Barbara Ehrenreich’s essay on, “Family Values,” I thought was extremely well written. Her points were explored about family values, patriotism, and proven throughout the piece. This essay resonated with me, due to the fact I grew up with similar types of family values, during the 1960-70’s.
Our family consisted of my Father, the truck driver and union guy, through and through. My Mother was a stay at home mom, raising two children, and juggling the household budget. During this time the United States Presidents were John F. Kennedy, Lyndon B. Johnson, and Richard M. Nixon. Many upheavals during this period of time, war and impeachment were what we were exposed to.

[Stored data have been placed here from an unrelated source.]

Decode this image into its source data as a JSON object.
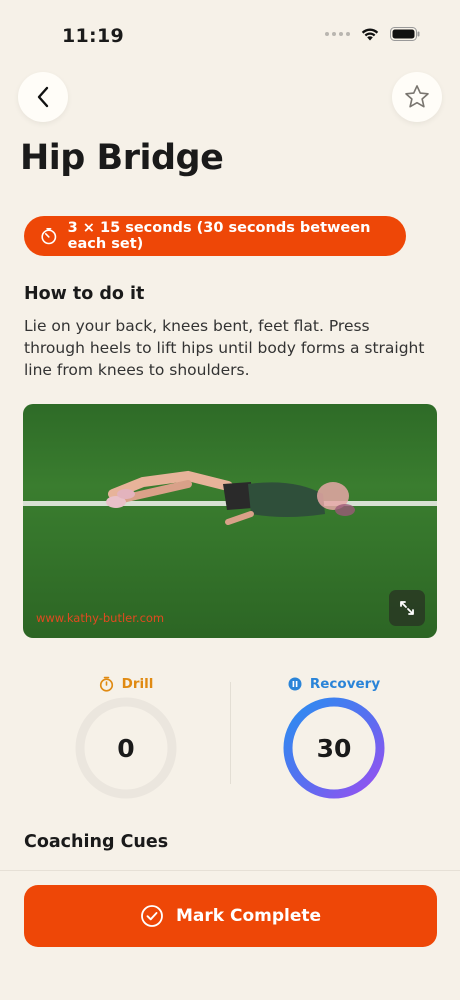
{
  "status_bar": {
    "time": "11:19"
  },
  "header": {
    "title": "Hip Bridge"
  },
  "duration": {
    "label": "3 × 15 seconds (30 seconds between each set)"
  },
  "how_to": {
    "heading": "How to do it",
    "text": "Lie on your back, knees bent, feet flat. Press through heels to lift hips until body forms a straight line from knees to shoulders."
  },
  "video": {
    "watermark": "www.kathy-butler.com"
  },
  "timers": {
    "drill": {
      "label": "Drill",
      "value": "0",
      "progress": 0,
      "color": "#e08a12"
    },
    "recovery": {
      "label": "Recovery",
      "value": "30",
      "progress": 1,
      "color": "#2a84d8"
    }
  },
  "coaching": {
    "heading": "Coaching Cues"
  },
  "actions": {
    "complete_label": "Mark Complete"
  },
  "colors": {
    "accent": "#ee4707",
    "background": "#f6f1e8"
  }
}
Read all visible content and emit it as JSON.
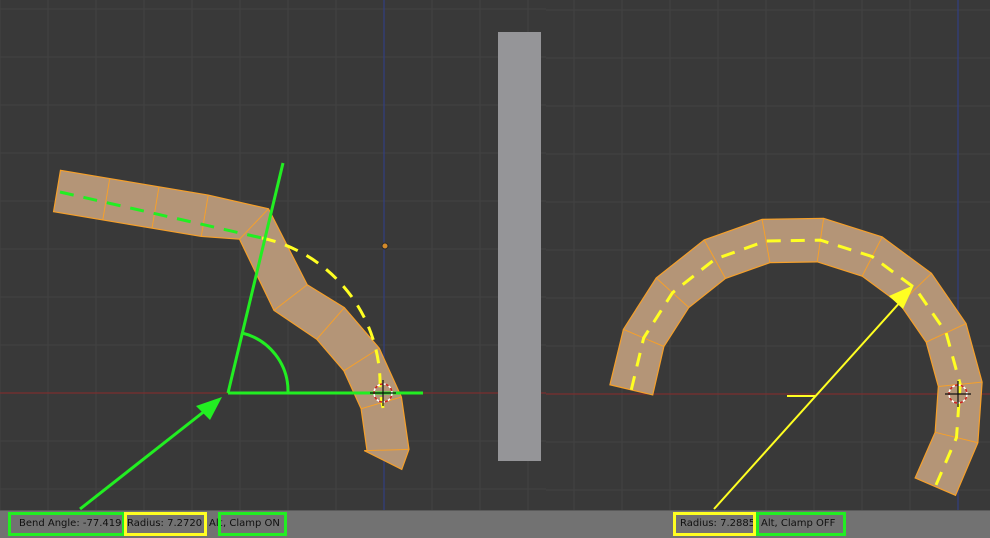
{
  "left_viewport": {
    "status": {
      "bend_angle": "Bend Angle: -77.419",
      "radius": "Radius: 7.2720",
      "alt_prefix": "Alt",
      "clamp": ", Clamp ON"
    }
  },
  "right_viewport": {
    "status": {
      "radius": "Radius: 7.2885",
      "clamp": "Alt, Clamp OFF"
    }
  },
  "colors": {
    "viewport_bg": "#393939",
    "grid": "#424242",
    "x_axis": "#8b2a2a",
    "y_axis": "#2f3f8f",
    "mesh_fill": "#b49577",
    "mesh_edge": "#f6a02a",
    "annotation_green": "#22ee22",
    "annotation_yellow": "#ffff22",
    "divider_bar": "#959598",
    "header_bg": "#727272"
  },
  "icons": {
    "pivot": "3d-cursor-icon",
    "origin": "object-origin-icon"
  }
}
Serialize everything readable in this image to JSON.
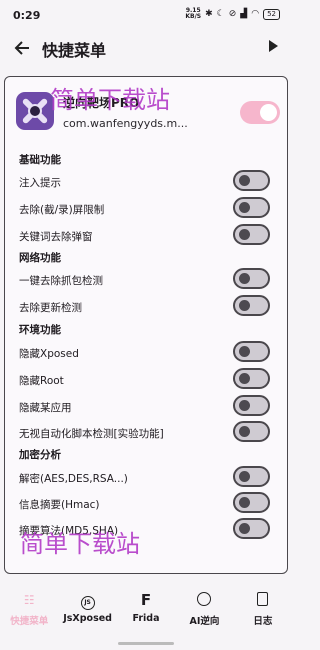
{
  "status": {
    "time": "0:29",
    "speed_value": "9.15",
    "speed_unit": "KB/S",
    "battery": "52"
  },
  "appbar": {
    "title": "快捷菜单"
  },
  "app": {
    "name": "逆向靶场PRO",
    "package": "com.wanfengyyds.m...",
    "enabled": true
  },
  "sections": [
    {
      "title": "基础功能",
      "items": [
        "注入提示",
        "去除(截/录)屏限制",
        "关键词去除弹窗"
      ]
    },
    {
      "title": "网络功能",
      "items": [
        "一键去除抓包检测",
        "去除更新检测"
      ]
    },
    {
      "title": "环境功能",
      "items": [
        "隐藏Xposed",
        "隐藏Root",
        "隐藏某应用",
        "无视自动化脚本检测[实验功能]"
      ]
    },
    {
      "title": "加密分析",
      "items": [
        "解密(AES,DES,RSA...)",
        "信息摘要(Hmac)",
        "摘要算法(MD5,SHA)"
      ]
    }
  ],
  "watermark": [
    "简单下载站",
    "简单下载站"
  ],
  "nav": [
    {
      "label": "快捷菜单",
      "icon": "grid-icon",
      "active": true
    },
    {
      "label": "JsXposed",
      "icon": "js-icon",
      "active": false
    },
    {
      "label": "Frida",
      "icon": "frida-icon",
      "active": false
    },
    {
      "label": "AI逆向",
      "icon": "ai-icon",
      "active": false
    },
    {
      "label": "日志",
      "icon": "log-icon",
      "active": false
    }
  ],
  "colors": {
    "accent": "#f2b4c9",
    "watermark": "#b23bc7",
    "icon_bg": "#6d4aa8"
  }
}
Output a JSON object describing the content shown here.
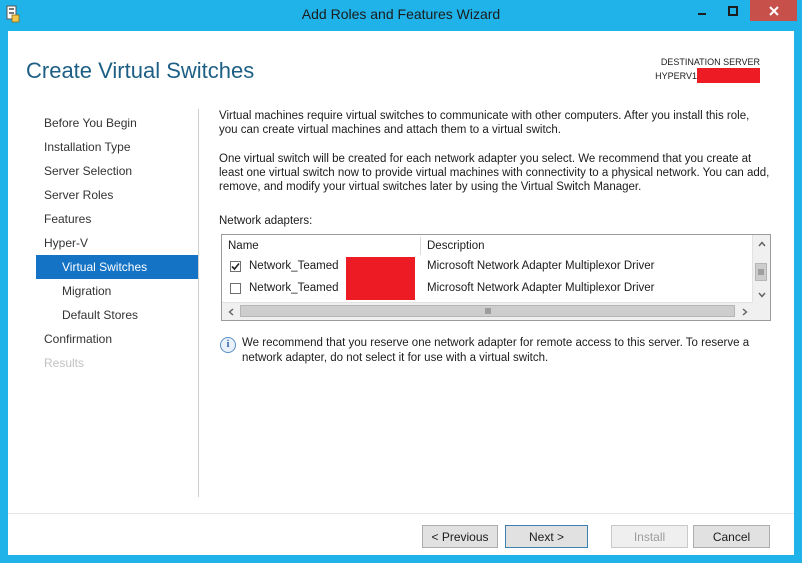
{
  "window": {
    "title": "Add Roles and Features Wizard",
    "accent_color": "#1fb3ea",
    "close_color": "#c7504b"
  },
  "header": {
    "page_title": "Create Virtual Switches",
    "destination_label": "DESTINATION SERVER",
    "server_name_prefix": "HYPERV1"
  },
  "nav": {
    "items": [
      {
        "label": "Before You Begin",
        "state": "normal",
        "level": 0
      },
      {
        "label": "Installation Type",
        "state": "normal",
        "level": 0
      },
      {
        "label": "Server Selection",
        "state": "normal",
        "level": 0
      },
      {
        "label": "Server Roles",
        "state": "normal",
        "level": 0
      },
      {
        "label": "Features",
        "state": "normal",
        "level": 0
      },
      {
        "label": "Hyper-V",
        "state": "normal",
        "level": 0
      },
      {
        "label": "Virtual Switches",
        "state": "active",
        "level": 1
      },
      {
        "label": "Migration",
        "state": "normal",
        "level": 1
      },
      {
        "label": "Default Stores",
        "state": "normal",
        "level": 1
      },
      {
        "label": "Confirmation",
        "state": "normal",
        "level": 0
      },
      {
        "label": "Results",
        "state": "disabled",
        "level": 0
      }
    ]
  },
  "content": {
    "paragraph1": "Virtual machines require virtual switches to communicate with other computers. After you install this role, you can create virtual machines and attach them to a virtual switch.",
    "paragraph2": "One virtual switch will be created for each network adapter you select. We recommend that you create at least one virtual switch now to provide virtual machines with connectivity to a physical network. You can add, remove, and modify your virtual switches later by using the Virtual Switch Manager.",
    "adapters_label": "Network adapters:",
    "table": {
      "columns": [
        "Name",
        "Description"
      ],
      "rows": [
        {
          "checked": true,
          "name": "Network_Teamed",
          "description": "Microsoft Network Adapter Multiplexor Driver"
        },
        {
          "checked": false,
          "name": "Network_Teamed",
          "description": "Microsoft Network Adapter Multiplexor Driver"
        }
      ]
    },
    "info_text": "We recommend that you reserve one network adapter for remote access to this server. To reserve a network adapter, do not select it for use with a virtual switch."
  },
  "buttons": {
    "previous": "< Previous",
    "next": "Next >",
    "install": "Install",
    "cancel": "Cancel"
  },
  "redaction_color": "#ed1c24"
}
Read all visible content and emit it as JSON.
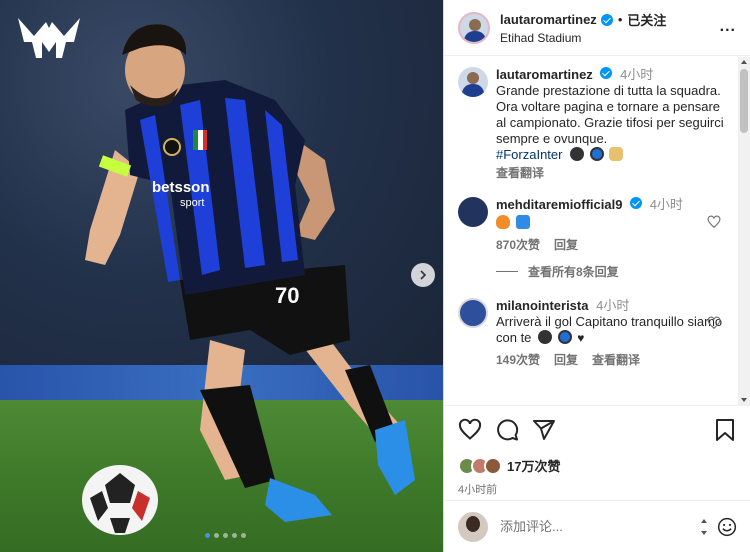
{
  "header": {
    "username": "lautaromartinez",
    "separator": "•",
    "follow_status": "已关注",
    "location": "Etihad Stadium",
    "more_label": "..."
  },
  "caption": {
    "username": "lautaromartinez",
    "time": "4小时",
    "text": "Grande prestazione di tutta la squadra.\nOra voltare pagina e tornare a pensare al campionato. Grazie tifosi per seguirci sempre e ovunque.",
    "hashtag": "#ForzaInter",
    "translate": "查看翻译"
  },
  "comments": [
    {
      "username": "mehditaremiofficial9",
      "time": "4小时",
      "likes": "870次赞",
      "reply": "回复"
    },
    {
      "username": "milanointerista",
      "time": "4小时",
      "text": "Arriverà il gol Capitano tranquillo siamo con te",
      "likes": "149次赞",
      "reply": "回复",
      "translate": "查看翻译"
    }
  ],
  "view_replies": "查看所有8条回复",
  "likes_summary": "17万次赞",
  "posted_time": "4小时前",
  "add_comment": {
    "placeholder": "添加评论..."
  },
  "player": {
    "shirt_number": "70",
    "sponsor": "betsson",
    "sponsor_sub": "sport"
  },
  "colors": {
    "verified": "#0095f6",
    "inter_blue": "#1f3fd9",
    "link": "#00376b"
  }
}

My father was under the same impression as the authors father about, “phonies and decent people,” and that phonies, “could be found clustered especially thick in the vicinity of money and power” (Ehrenreich 284). My father would stress to us kids that we needed to get an education, make a honest living, and be proud of being an American, then everything else would fall into place.
I have to admit, I snickered quite a bit about the part of the authors Great Grandfather, John Howes, when he was an altar boy. The part when he was found out by the priest that he had urinated in the Holy Water at Easter time. I can see why the church had gotten so upset with him, but being condemned to eternal damnation was taking it way too far. The recollection brought back memories of stories my father-in-law has told us about being an altar boy and all the things they use to do. So, this story of John Howe does not shock me in the least. I think these types of incidents happen more often then we think.

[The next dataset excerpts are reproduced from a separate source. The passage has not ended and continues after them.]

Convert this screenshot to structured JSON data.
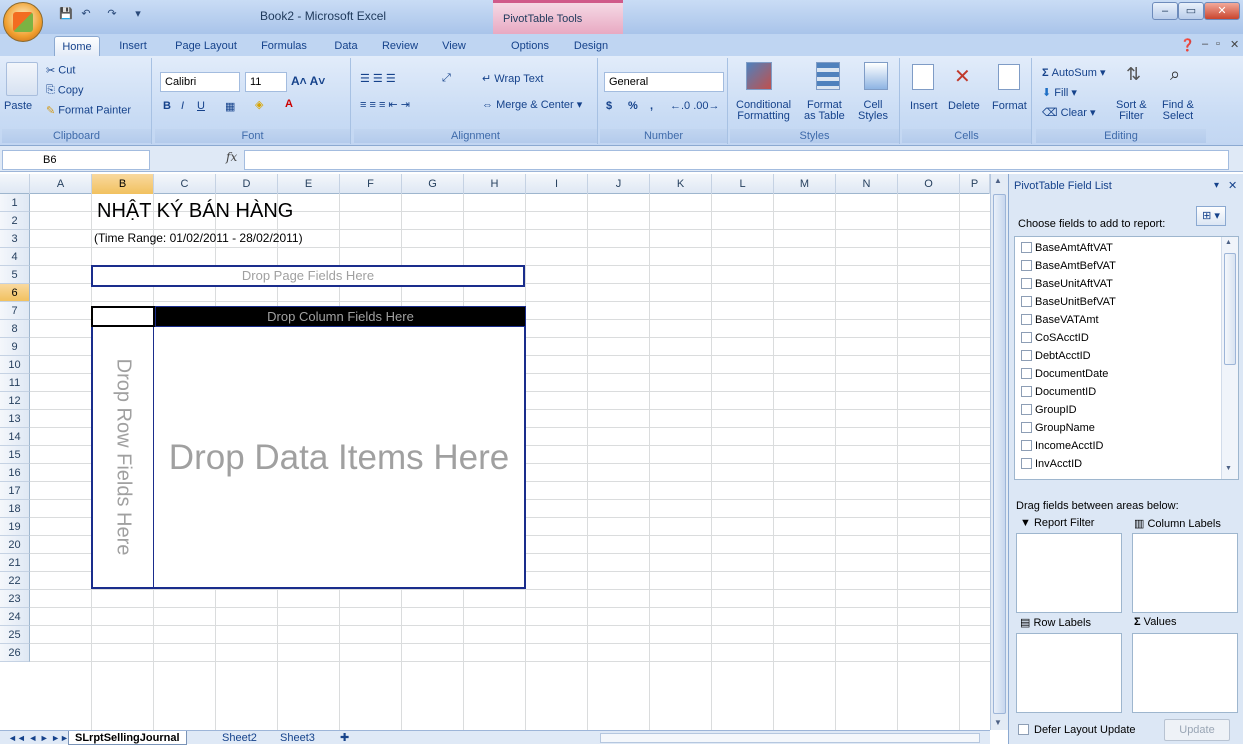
{
  "window": {
    "title": "Book2 - Microsoft Excel",
    "context_tab": "PivotTable Tools"
  },
  "tabs": [
    "Home",
    "Insert",
    "Page Layout",
    "Formulas",
    "Data",
    "Review",
    "View",
    "Options",
    "Design"
  ],
  "ribbon": {
    "clipboard": {
      "label": "Clipboard",
      "paste": "Paste",
      "cut": "Cut",
      "copy": "Copy",
      "format_painter": "Format Painter"
    },
    "font": {
      "label": "Font",
      "name": "Calibri",
      "size": "11"
    },
    "alignment": {
      "label": "Alignment",
      "wrap_text": "Wrap Text",
      "merge_center": "Merge & Center"
    },
    "number": {
      "label": "Number",
      "format": "General",
      "currency": "$",
      "percent": "%",
      "comma": ","
    },
    "styles": {
      "label": "Styles",
      "conditional_1": "Conditional",
      "conditional_2": "Formatting",
      "format_1": "Format",
      "format_2": "as Table",
      "cell_1": "Cell",
      "cell_2": "Styles"
    },
    "cells": {
      "label": "Cells",
      "insert": "Insert",
      "delete": "Delete",
      "format": "Format"
    },
    "editing": {
      "label": "Editing",
      "autosum": "AutoSum",
      "fill": "Fill",
      "clear": "Clear",
      "sort_1": "Sort &",
      "sort_2": "Filter",
      "find_1": "Find &",
      "find_2": "Select"
    }
  },
  "formula_bar": {
    "name_box": "B6",
    "fx": "fx",
    "value": ""
  },
  "columns": [
    "A",
    "B",
    "C",
    "D",
    "E",
    "F",
    "G",
    "H",
    "I",
    "J",
    "K",
    "L",
    "M",
    "N",
    "O",
    "P"
  ],
  "rows": [
    "1",
    "2",
    "3",
    "4",
    "5",
    "6",
    "7",
    "8",
    "9",
    "10",
    "11",
    "12",
    "13",
    "14",
    "15",
    "16",
    "17",
    "18",
    "19",
    "20",
    "21",
    "22",
    "23",
    "24",
    "25",
    "26"
  ],
  "sheet": {
    "title": "NHẬT KÝ BÁN HÀNG",
    "range": "(Time Range: 01/02/2011 - 28/02/2011)",
    "page_drop": "Drop Page Fields Here",
    "column_drop": "Drop Column Fields Here",
    "row_drop": "Drop Row Fields Here",
    "data_drop": "Drop Data Items Here"
  },
  "sheet_tabs": [
    "SLrptSellingJournal",
    "Sheet2",
    "Sheet3"
  ],
  "field_list": {
    "title": "PivotTable Field List",
    "choose": "Choose fields to add to report:",
    "fields": [
      "BaseAmtAftVAT",
      "BaseAmtBefVAT",
      "BaseUnitAftVAT",
      "BaseUnitBefVAT",
      "BaseVATAmt",
      "CoSAcctID",
      "DebtAcctID",
      "DocumentDate",
      "DocumentID",
      "GroupID",
      "GroupName",
      "IncomeAcctID",
      "InvAcctID"
    ],
    "drag_label": "Drag fields between areas below:",
    "report_filter": "Report Filter",
    "column_labels": "Column Labels",
    "row_labels": "Row Labels",
    "values": "Values",
    "defer": "Defer Layout Update",
    "update": "Update"
  }
}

The why and why not way of thinking I would have to thank my mother for implanting this into my way of thinking. She instilled in us to ask questions and pursue the answers if we so desired. I think my father was not delighted about this, but never the less my mother was the one that was around us most of the time and her defiance was channeled through us. Because at this time, she was just a woman, which you were expected to stay at home and not ask questions.
I love the last sentence to this essay, “Dissent, rebellion, and all-around hell-raising remain the true duty of patriots” (Ehrenreich 287). Truly, this kind of passion for freedom comes from people that are not afraid to ask the hard questions, to investigate the truths’, to fight for what they believe is true. I would like to believe that I have become a freer thinker than what I was even ten years ago and that I have the strength to stand up for my beliefs and be able to articulate them in such as manner that people will listen even if they are not the most popular ones.